This past March, SD Design Trek took students and early-UX career professionals on a three-day showcase of design companies in San Diego to gain a firsthand look at what the local design community has to offer. The March 4 kickoff and showcase took place just down the hall from the Design Lab, in Atkinson Hall’s Auditorium.
The event commenced with the words of keynote speaker, Amish Desai, who graduated from UCSD in 2003 with a Cognitive Science HCI degree and currently serves as the VP of Experiences at Moonshot. “[The talk] was about being design minded, in terms of design being much more than a craft and is actually a driver for business growth,” he says. “The idea is to instill some lessons I learned in the last 17 years as to why the importance of design is not just beautiful things but is also about doing experiments and making, driving cultural changes, creating experiences, analytics, and having business rigor.”
At the conclusion of Desai’s talk, the design showcase began. Participants were invited to mingle and network with design representatives from 16 different companies from a variety of fields, such as social enterprise, brand building, and education.
ResMed, a medical equipment company, represented the rise of design thinking tools in healthcare. “In healthcare, traditionally, design hasn’t been used and it’s been more functional,” says ResMed UX Design Manager Dawn Ta. “But with the increase in popularity of user experience and user-centered design, there’s a lot more empathy being introduced into the healthcare system, which is really important for creating solutions that will actually solve for patient needs.”
While UX(user experience) is traditionally thought of as being applied to products, it is also equally important when designing services. “Service design is all about finding the root cause of what is the pain point for a user, and solving it,” expresses Grace Rieger, SD Service Jam Co-Chair and Design Lab member. “It’s not about a physical product.” The company visited the design showcase to teach participants about the process of the service design industry and how they could be involved in it.
The design industry has evolved rapidly in recent years. One sector of the design community, user experience, or UX, has been at the forefront of this growth. A few UX designers at the event easily noted the different ways they have seen this field change.
“I think the San Diego design community is a sleeping giant,” says Lisa Klein-Simon, Product Design Manager at Seismic. “It’s sort of been quiet, I think, in the past, but it’s on the verge of waking up and there seems to be a lot of interesting people coming to this area to do design.”
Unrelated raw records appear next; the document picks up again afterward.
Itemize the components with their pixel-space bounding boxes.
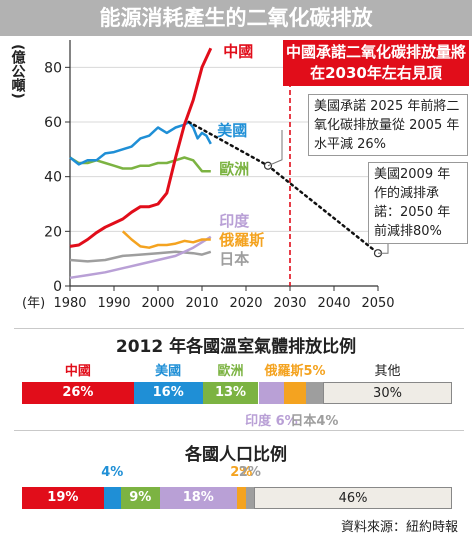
series-line-japan <box>69 250 212 263</box>
series-label-japan: 日本 <box>219 250 249 268</box>
share-segment-europe: 13% <box>202 382 259 404</box>
share-segment-russia <box>237 487 246 509</box>
share-segment-japan <box>245 487 255 509</box>
x-tick-label: 2040 <box>317 296 350 311</box>
y-axis-label-text: (億公噸) <box>9 44 26 99</box>
y-tick-label: 20 <box>44 224 62 240</box>
share-segment-india <box>258 382 285 404</box>
share-label-europe: 歐洲 <box>217 364 244 379</box>
share-label-russia: 俄羅斯5% <box>264 364 326 379</box>
us-2025-callout: 美國承諾 2025 年前將二氧化碳排放量從 2005 年水平減 26% <box>308 94 468 156</box>
share-label-india: 印度 6% <box>245 414 298 429</box>
share-label-russia: 2% <box>230 465 253 480</box>
x-tick-label: 2030 <box>273 296 306 311</box>
share-label-japan: 日本4% <box>290 414 339 429</box>
y-tick-label: 0 <box>53 279 62 295</box>
population-chart-title: 各國人口比例 <box>185 445 287 465</box>
share-segment-india: 18% <box>159 487 237 509</box>
divider <box>14 430 464 431</box>
share-segment-europe: 9% <box>120 487 160 509</box>
share-segment-other: 46% <box>254 487 452 509</box>
share-label-usa: 4% <box>101 465 124 480</box>
series-label-china: 中國 <box>223 42 253 60</box>
share-segment-other: 30% <box>323 382 452 404</box>
share-segment-china: 19% <box>22 487 104 509</box>
x-tick-label: 2020 <box>229 296 262 311</box>
x-tick-label: 2050 <box>361 296 394 311</box>
x-tick-label: 1990 <box>97 296 130 311</box>
share-label-usa: 美國 <box>155 364 182 379</box>
series-line-china <box>69 47 213 248</box>
series-label-russia: 俄羅斯 <box>218 231 264 249</box>
share-label-china: 中國 <box>64 364 91 379</box>
series-line-india <box>69 235 212 280</box>
series-line-usa <box>69 120 212 166</box>
share-chart-title: 2012 年各國溫室氣體排放比例 <box>115 337 357 357</box>
series-label-india: 印度 <box>219 212 250 230</box>
share-segment-japan <box>305 382 323 404</box>
page-title: 能源消耗產生的二氧化碳排放 <box>0 0 472 36</box>
divider <box>14 328 464 329</box>
series-label-europe: 歐洲 <box>219 160 249 178</box>
y-tick-label: 60 <box>44 115 62 131</box>
share-segment-usa <box>103 487 121 509</box>
share-segment-china: 26% <box>22 382 134 404</box>
share-segment-usa: 16% <box>133 382 203 404</box>
us-2009-callout: 美國2009 年作的減排承諾：2050 年前減排80% <box>368 162 468 244</box>
x-tick-label: 2010 <box>185 296 218 311</box>
share-segment-russia <box>284 382 306 404</box>
y-tick-label: 40 <box>44 170 62 186</box>
series-line-russia <box>121 230 211 249</box>
series-label-usa: 美國 <box>217 122 247 140</box>
share-label-japan: 2% <box>238 465 261 480</box>
source-note: 資料來源：紐約時報 <box>340 520 458 535</box>
leader-line <box>267 130 283 167</box>
y-tick-label: 80 <box>44 60 62 76</box>
x-axis-label: (年) <box>22 296 45 311</box>
x-tick-label: 1980 <box>53 296 86 311</box>
china-peak-callout: 中國承諾二氧化碳排放量將在2030年左右見頂 <box>283 40 469 86</box>
y-axis-label: (億公噸) <box>6 44 28 103</box>
share-label-other: 其他 <box>374 364 401 379</box>
x-tick-label: 2000 <box>141 296 174 311</box>
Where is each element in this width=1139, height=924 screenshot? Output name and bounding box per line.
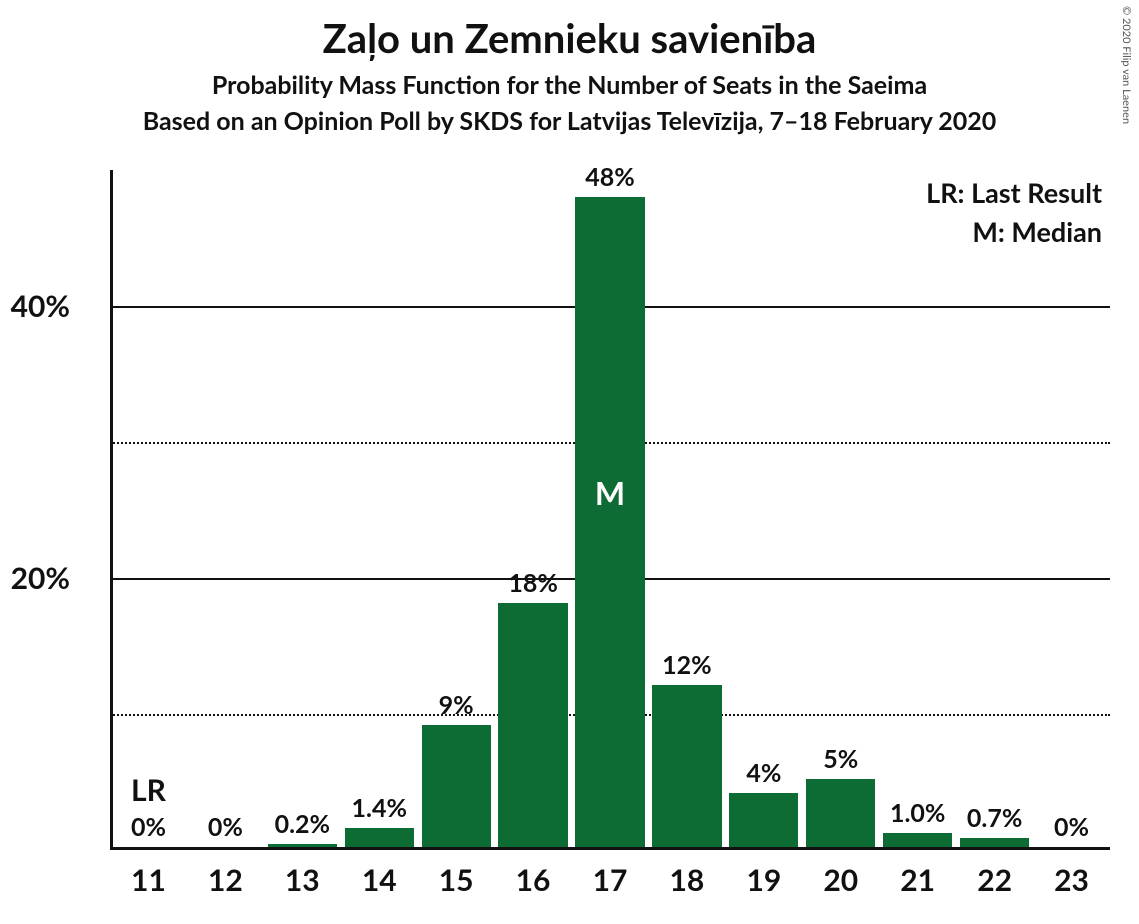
x-tick-label: 13 [285, 862, 320, 898]
x-tick-label: 12 [208, 862, 243, 898]
chart-container: Zaļo un Zemnieku savienība Probability M… [0, 0, 1139, 924]
x-tick-label: 20 [823, 862, 858, 898]
y-tick-label: 40% [0, 288, 70, 324]
bar-value-label: 0.2% [275, 809, 330, 839]
x-tick-label: 15 [439, 862, 474, 898]
bar-value-label: 4% [746, 758, 781, 788]
bar [652, 685, 721, 847]
bar [422, 725, 491, 847]
bar-value-label: 5% [823, 744, 858, 774]
bar-value-label: 9% [439, 690, 474, 720]
legend: LR: Last Result M: Median [926, 176, 1102, 254]
chart-title: Zaļo un Zemnieku savienība [0, 14, 1139, 62]
bar [345, 828, 414, 847]
legend-lr: LR: Last Result [926, 176, 1102, 209]
x-tick-label: 16 [516, 862, 551, 898]
title-block: Zaļo un Zemnieku savienība Probability M… [0, 0, 1139, 136]
bar-value-label: 18% [508, 568, 558, 598]
bar [729, 793, 798, 847]
bar-value-label: 0% [1054, 812, 1089, 842]
bar [268, 844, 337, 847]
x-tick-label: 11 [131, 862, 166, 898]
bar-value-label: 0.7% [967, 803, 1022, 833]
copyright-notice: © 2020 Filip van Laenen [1120, 6, 1133, 124]
bar [575, 197, 644, 847]
x-tick-label: 14 [362, 862, 397, 898]
x-tick-label: 18 [670, 862, 705, 898]
x-tick-label: 21 [900, 862, 935, 898]
bar-value-label: 48% [585, 162, 635, 192]
x-tick-label: 22 [977, 862, 1012, 898]
bar [806, 779, 875, 847]
legend-median: M: Median [926, 215, 1102, 248]
x-tick-label: 19 [746, 862, 781, 898]
bar [960, 838, 1029, 847]
chart-plot-area: 20%40% 0%0%0.2%1.4%9%18%48%12%4%5%1.0%0.… [110, 170, 1110, 850]
bar-value-label: 12% [662, 650, 712, 680]
bar-value-label: 1.4% [352, 793, 407, 823]
bar [883, 833, 952, 847]
last-result-marker: LR [131, 772, 166, 808]
y-tick-label: 20% [0, 560, 70, 596]
chart-subtitle-2: Based on an Opinion Poll by SKDS for Lat… [0, 106, 1139, 136]
x-tick-label: 23 [1054, 862, 1089, 898]
bar-value-label: 0% [208, 812, 243, 842]
bar [498, 603, 567, 847]
x-axis [110, 847, 1110, 850]
chart-subtitle-1: Probability Mass Function for the Number… [0, 70, 1139, 100]
x-tick-label: 17 [593, 862, 628, 898]
median-marker: M [595, 473, 625, 512]
bar-value-label: 1.0% [890, 798, 945, 828]
bar-value-label: 0% [131, 812, 166, 842]
y-axis [110, 170, 113, 850]
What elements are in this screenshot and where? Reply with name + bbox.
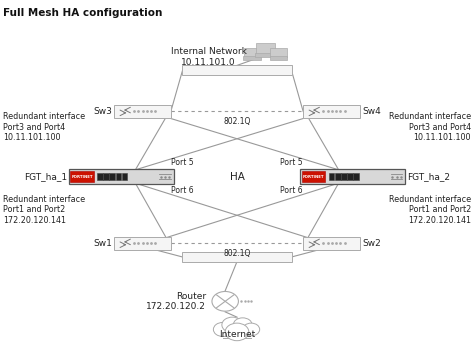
Text: FGT_ha_1: FGT_ha_1 <box>24 172 67 181</box>
FancyBboxPatch shape <box>270 56 287 60</box>
FancyBboxPatch shape <box>182 65 292 75</box>
Text: Internal Network
10.11.101.0: Internal Network 10.11.101.0 <box>171 47 246 66</box>
FancyBboxPatch shape <box>244 48 260 57</box>
Circle shape <box>213 322 232 336</box>
Text: FGT_ha_2: FGT_ha_2 <box>407 172 450 181</box>
Text: Sw2: Sw2 <box>362 239 381 248</box>
FancyBboxPatch shape <box>271 48 287 57</box>
FancyBboxPatch shape <box>347 173 353 180</box>
Text: FORTINET: FORTINET <box>303 174 324 179</box>
Text: Redundant interface
Port1 and Port2
172.20.120.141: Redundant interface Port1 and Port2 172.… <box>3 195 85 225</box>
Text: Port 5: Port 5 <box>280 157 303 167</box>
FancyBboxPatch shape <box>116 173 121 180</box>
FancyBboxPatch shape <box>114 105 171 118</box>
Text: FORTINET: FORTINET <box>71 174 93 179</box>
Text: 802.1Q: 802.1Q <box>223 117 251 126</box>
Text: Sw3: Sw3 <box>93 107 112 116</box>
FancyBboxPatch shape <box>109 173 115 180</box>
FancyBboxPatch shape <box>301 169 405 184</box>
Text: HA: HA <box>229 172 245 181</box>
FancyBboxPatch shape <box>69 169 173 184</box>
Text: Full Mesh HA configuration: Full Mesh HA configuration <box>3 8 163 18</box>
FancyBboxPatch shape <box>114 237 171 250</box>
FancyBboxPatch shape <box>341 173 346 180</box>
Circle shape <box>222 317 243 333</box>
Text: Redundant interface
Port1 and Port2
172.20.120.141: Redundant interface Port1 and Port2 172.… <box>389 195 471 225</box>
FancyBboxPatch shape <box>335 173 340 180</box>
FancyBboxPatch shape <box>256 43 275 54</box>
Text: Internet: Internet <box>219 330 255 339</box>
Text: Redundant interface
Port3 and Port4
10.11.101.100: Redundant interface Port3 and Port4 10.1… <box>389 112 471 142</box>
FancyBboxPatch shape <box>182 252 292 262</box>
Text: Redundant interface
Port3 and Port4
10.11.101.100: Redundant interface Port3 and Port4 10.1… <box>3 112 85 142</box>
FancyBboxPatch shape <box>97 173 103 180</box>
FancyBboxPatch shape <box>122 173 128 180</box>
FancyBboxPatch shape <box>353 173 359 180</box>
FancyBboxPatch shape <box>70 170 94 183</box>
Text: Port 5: Port 5 <box>171 157 194 167</box>
FancyBboxPatch shape <box>243 56 261 60</box>
Text: Port 6: Port 6 <box>280 186 303 196</box>
Circle shape <box>225 323 249 341</box>
FancyBboxPatch shape <box>302 170 325 183</box>
FancyBboxPatch shape <box>103 173 109 180</box>
Text: 802.1Q: 802.1Q <box>223 249 251 258</box>
FancyBboxPatch shape <box>328 173 334 180</box>
FancyBboxPatch shape <box>255 53 276 56</box>
Text: Port 6: Port 6 <box>171 186 194 196</box>
Circle shape <box>233 318 252 332</box>
Text: Sw1: Sw1 <box>93 239 112 248</box>
Text: Sw4: Sw4 <box>362 107 381 116</box>
FancyBboxPatch shape <box>303 237 360 250</box>
Text: Router
172.20.120.2: Router 172.20.120.2 <box>146 292 206 311</box>
Circle shape <box>243 323 260 336</box>
FancyBboxPatch shape <box>303 105 360 118</box>
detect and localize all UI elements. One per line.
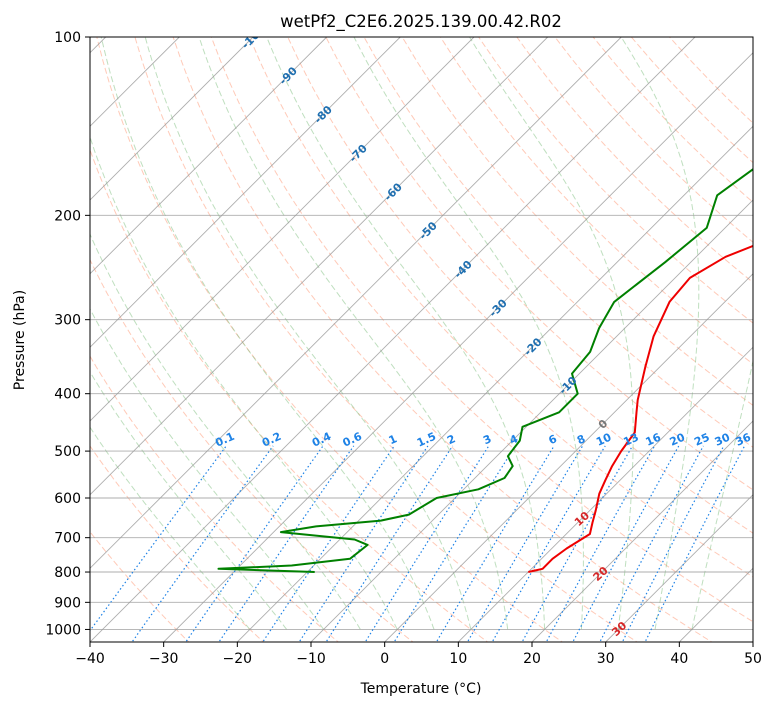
dry-adiabat-line [90,445,265,642]
plot-frame [89,36,754,643]
mixing-ratio-line [364,445,490,642]
mixing-ratio-line [325,445,454,642]
dry-adiabat-line [249,37,753,578]
x-axis-label: Temperature (°C) [360,681,482,697]
sounding-series [217,167,753,573]
y-axis-label: Pressure (hPa) [12,290,28,390]
temperature-line [528,244,753,573]
dewpoint-line [217,167,753,573]
isotherm-line [605,494,753,642]
moist-adiabat-line [353,37,584,630]
chart-title: wetPf2_C2E6.2025.139.00.42.R02 [280,12,562,32]
mixing-ratio-label: 20 [668,431,688,449]
y-tick-label: 400 [54,387,81,403]
isotherm-line [90,37,328,275]
isotherm-line [457,346,753,642]
mixing-ratio-label: 16 [644,431,664,449]
mixing-ratio-label: 30 [713,431,733,449]
y-tick-label: 500 [54,444,81,460]
mixing-ratio-line [572,445,680,642]
mixing-ratio-label: 36 [734,431,754,449]
dry-adiabat-line [96,37,564,642]
moist-adiabat-line [90,370,288,630]
mixing-ratio-label: 10 [594,431,614,449]
mixing-ratio-line [491,445,606,642]
x-tick-label: 0 [380,651,389,667]
mixing-ratio-line [185,445,324,642]
dry-adiabat-line [363,37,753,448]
x-tick-label: 10 [449,651,467,667]
dry-adiabat-line [210,37,753,623]
isotherm-line [90,37,475,422]
mixing-ratio-line [131,445,274,642]
mixing-ratio-line [466,445,584,642]
mixing-ratio-label: 13 [621,431,640,449]
y-tick-label: 100 [54,30,81,46]
axis-ticks: −40 −30 −20 −10 0 10 20 30 40 50 100 200 300 400 500 60… [45,30,762,667]
isotherm-line [90,37,401,348]
mixing-ratio-line [393,445,516,642]
x-tick-label: −30 [149,651,179,667]
dry-adiabat-line [90,148,489,642]
background-lines [90,37,753,642]
moist-adiabat-line [691,358,753,630]
x-tick-label: 50 [744,651,762,667]
x-tick-label: −10 [296,651,326,667]
x-tick-label: 20 [523,651,541,667]
moist-adiabat-line [100,37,435,630]
moist-adiabat-line [90,135,398,630]
mixing-ratio-line [298,445,429,642]
isotherm-line [384,273,753,642]
mixing-ratio-line [218,445,355,642]
moist-adiabat-line [90,232,361,630]
y-tick-label: 300 [54,313,81,329]
isotherm-line [90,37,254,201]
x-tick-label: 30 [597,651,615,667]
y-tick-label: 200 [54,208,81,224]
isotherm-line [310,199,753,642]
moist-adiabat-line [198,37,509,630]
x-tick-label: −20 [223,651,253,667]
moist-adiabat-line [469,37,634,630]
y-tick-label: 900 [54,595,81,611]
isotherm-line [90,37,622,569]
x-tick-label: 40 [670,651,688,667]
y-tick-label: 700 [54,531,81,547]
isotherm-line [236,125,753,642]
y-tick-label: 1000 [45,622,81,638]
dry-adiabat-line [478,37,753,324]
isotherm-line [163,52,753,642]
mixing-ratio-line [599,445,704,642]
y-tick-label: 800 [54,565,81,581]
isotherm-line [90,37,696,642]
mixing-ratio-label: 25 [692,431,711,449]
y-tick-label: 600 [54,491,81,507]
isotherm-line [90,37,549,496]
dry-adiabat-line [401,37,753,406]
moist-adiabat-line [620,37,700,630]
moist-adiabat-line [266,37,546,630]
x-tick-label: −40 [75,651,105,667]
isotherm-line [531,420,753,642]
moist-adiabat-line [90,426,251,630]
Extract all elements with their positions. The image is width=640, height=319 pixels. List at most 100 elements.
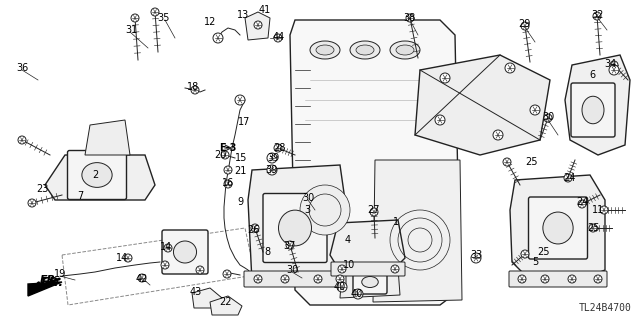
- Circle shape: [281, 275, 289, 283]
- Circle shape: [161, 261, 169, 269]
- Circle shape: [435, 115, 445, 125]
- Text: 23: 23: [36, 184, 48, 194]
- Circle shape: [521, 250, 529, 258]
- Ellipse shape: [82, 163, 112, 187]
- Circle shape: [521, 22, 529, 30]
- Circle shape: [471, 253, 481, 263]
- Circle shape: [124, 254, 132, 262]
- Text: 13: 13: [237, 10, 249, 20]
- Circle shape: [609, 65, 619, 75]
- Circle shape: [406, 14, 414, 22]
- Polygon shape: [85, 120, 130, 155]
- FancyBboxPatch shape: [529, 197, 588, 259]
- Polygon shape: [192, 288, 222, 308]
- Circle shape: [300, 185, 350, 235]
- Circle shape: [503, 158, 511, 166]
- Text: 42: 42: [136, 274, 148, 284]
- FancyBboxPatch shape: [263, 194, 327, 263]
- Circle shape: [544, 114, 552, 122]
- Circle shape: [564, 174, 572, 182]
- Polygon shape: [45, 155, 155, 200]
- Text: 7: 7: [77, 191, 83, 201]
- FancyBboxPatch shape: [571, 83, 615, 137]
- Polygon shape: [340, 268, 400, 298]
- Circle shape: [314, 275, 322, 283]
- Text: 36: 36: [16, 63, 28, 73]
- Circle shape: [518, 275, 526, 283]
- Text: 33: 33: [470, 250, 482, 260]
- Ellipse shape: [310, 41, 340, 59]
- Circle shape: [267, 165, 277, 175]
- Circle shape: [505, 63, 515, 73]
- Polygon shape: [210, 296, 242, 315]
- Polygon shape: [245, 12, 270, 40]
- Circle shape: [286, 241, 294, 249]
- Text: 41: 41: [259, 5, 271, 15]
- Circle shape: [251, 224, 259, 232]
- Circle shape: [191, 86, 199, 94]
- Circle shape: [274, 144, 282, 152]
- Circle shape: [224, 166, 232, 174]
- Circle shape: [254, 275, 262, 283]
- Text: 11: 11: [592, 205, 604, 215]
- Circle shape: [594, 275, 602, 283]
- Text: 28: 28: [273, 143, 285, 153]
- Text: 40: 40: [334, 282, 346, 292]
- Circle shape: [254, 21, 262, 29]
- Text: 5: 5: [532, 257, 538, 267]
- Text: 10: 10: [343, 260, 355, 270]
- Circle shape: [530, 105, 540, 115]
- Circle shape: [610, 61, 618, 69]
- Polygon shape: [28, 282, 62, 296]
- Ellipse shape: [316, 45, 334, 55]
- Circle shape: [138, 274, 146, 282]
- Circle shape: [267, 153, 277, 163]
- Text: 4: 4: [345, 235, 351, 245]
- Circle shape: [18, 136, 26, 144]
- Polygon shape: [248, 165, 345, 282]
- Polygon shape: [330, 220, 405, 268]
- Circle shape: [221, 151, 229, 159]
- Text: 14: 14: [116, 253, 128, 263]
- Text: 19: 19: [54, 269, 66, 279]
- Text: 20: 20: [214, 150, 226, 160]
- Ellipse shape: [396, 45, 414, 55]
- Circle shape: [589, 224, 597, 232]
- Circle shape: [336, 275, 344, 283]
- Circle shape: [224, 180, 232, 188]
- Text: 8: 8: [264, 247, 270, 257]
- Text: 25: 25: [588, 223, 600, 233]
- Text: 2: 2: [92, 170, 98, 180]
- Text: 30: 30: [286, 265, 298, 275]
- Text: 30: 30: [302, 193, 314, 203]
- Ellipse shape: [356, 45, 374, 55]
- Text: 40: 40: [351, 289, 363, 299]
- Circle shape: [578, 200, 586, 208]
- Text: 37: 37: [284, 241, 296, 251]
- Ellipse shape: [582, 96, 604, 124]
- Text: 25: 25: [537, 247, 549, 257]
- Circle shape: [353, 289, 363, 299]
- Text: 44: 44: [273, 32, 285, 42]
- Circle shape: [196, 266, 204, 274]
- Circle shape: [274, 34, 282, 42]
- FancyBboxPatch shape: [67, 151, 127, 199]
- FancyBboxPatch shape: [162, 230, 208, 274]
- Circle shape: [28, 199, 36, 207]
- Text: 18: 18: [187, 82, 199, 92]
- Text: 31: 31: [125, 25, 137, 35]
- Circle shape: [391, 265, 399, 273]
- Circle shape: [309, 194, 341, 226]
- Polygon shape: [373, 160, 462, 302]
- Ellipse shape: [350, 41, 380, 59]
- Ellipse shape: [173, 241, 196, 263]
- FancyBboxPatch shape: [331, 262, 405, 276]
- Text: 22: 22: [219, 297, 231, 307]
- Ellipse shape: [362, 277, 378, 287]
- Text: TL24B4700: TL24B4700: [579, 303, 632, 313]
- FancyBboxPatch shape: [244, 271, 346, 287]
- Circle shape: [593, 12, 601, 20]
- Circle shape: [337, 282, 347, 292]
- Text: 14: 14: [160, 242, 172, 252]
- Text: 39: 39: [267, 153, 279, 163]
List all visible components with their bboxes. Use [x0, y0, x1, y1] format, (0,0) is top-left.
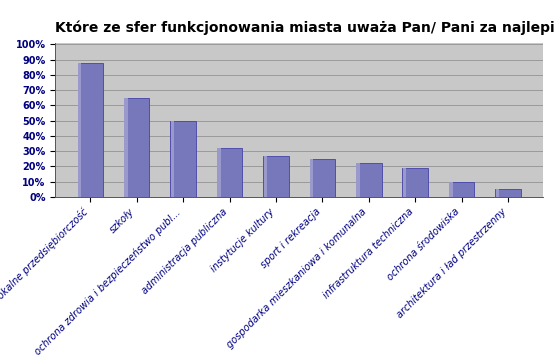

Chris Gielow, leader of the local organization UX Speakeasy, also commented on the emerging nature of local design opportunities. “I’ve been in San Diego [for] about 12,15 years. When I first joined UX Speakeasy, I think there were about 12 people at a local event; now we have over 2800 members,” says Gielow. “I think the Bay Area, for a long time, has been where everybody’s migrated north, and I think now, San Diego has a strong case to make for bringing these tech companies locally to San Diego to take advantage of the incredible talent pool, the incredible schools that exist here in San Diego, and we’re starting to see that.”
Ta was quick to also point out the tight-knit aspect of the community. “I would describe the San Diego design community as family. Everybody’s welcoming, they’re all warm, it’s like seeing a distant cousin I haven’t seen in a while whenever I come to one of these events,” she says. “I think everyone’s really passionate about user experience, design, and that’s really great and comforting because some people are Designer 1 at their company or they work with a lot of engineers or marketing so when they come together with other designers, it just feels like home.”
Events like SD Design Trek help to bridge the gap between design professionals and design novices. Students can start making connections, find potential internships and jobs, and begin to see that there is a future for them in San Diego design. There is no doubt that the design community will continue to expand, and these students will be the next drivers of this growth.
“For me, I’ve got a great career in Design. I always have people asking me how I got into it,” says Teena Singh, Co-Driver of Design Trek and Customer Liaison at ServiceNow. “[Design Trek] is a great way to introduce design to students, and show them that there are opportunities. It’s a great way to give back to the community.”
Sypraseuth Vandy, Creator and Co-driver of the SD Design Trek, commented on the overall experience of the event. “Design Trek 2020 was a massive growth year for us, being in its third iteration. The number of attendees grew by 79% and sponsors by 21% over last year. It is humbling to see the community come together year after year to support early-career and transitioning designers. Trekkies have viewed the event as a unique opportunity to network and see the actual practices of UX design from the perspective of industry professionals. This was never something I had exposure to when I entered the industry and has been truly rewarding to see attendees crave this kind of experience. Throughout the trek, several attendees expressed strong interest in volunteering next year to contribute their design craft early and help shape the event. Although SD Design Trek is primarily driven by our industry design leaders and organizations, we are especially grateful to involve past Trekkies who have volunteered their time to elevate this year’s event.”
Through the active participation of local design platforms and organizations like the Design Lab, SD Design Trek is helping shape the city’s growing design industry. It exposes emerging designers to the scope of their field and its opportunities in the region. It also helps document the sector’s evolution into a critical part of the San Diego region’s DNA.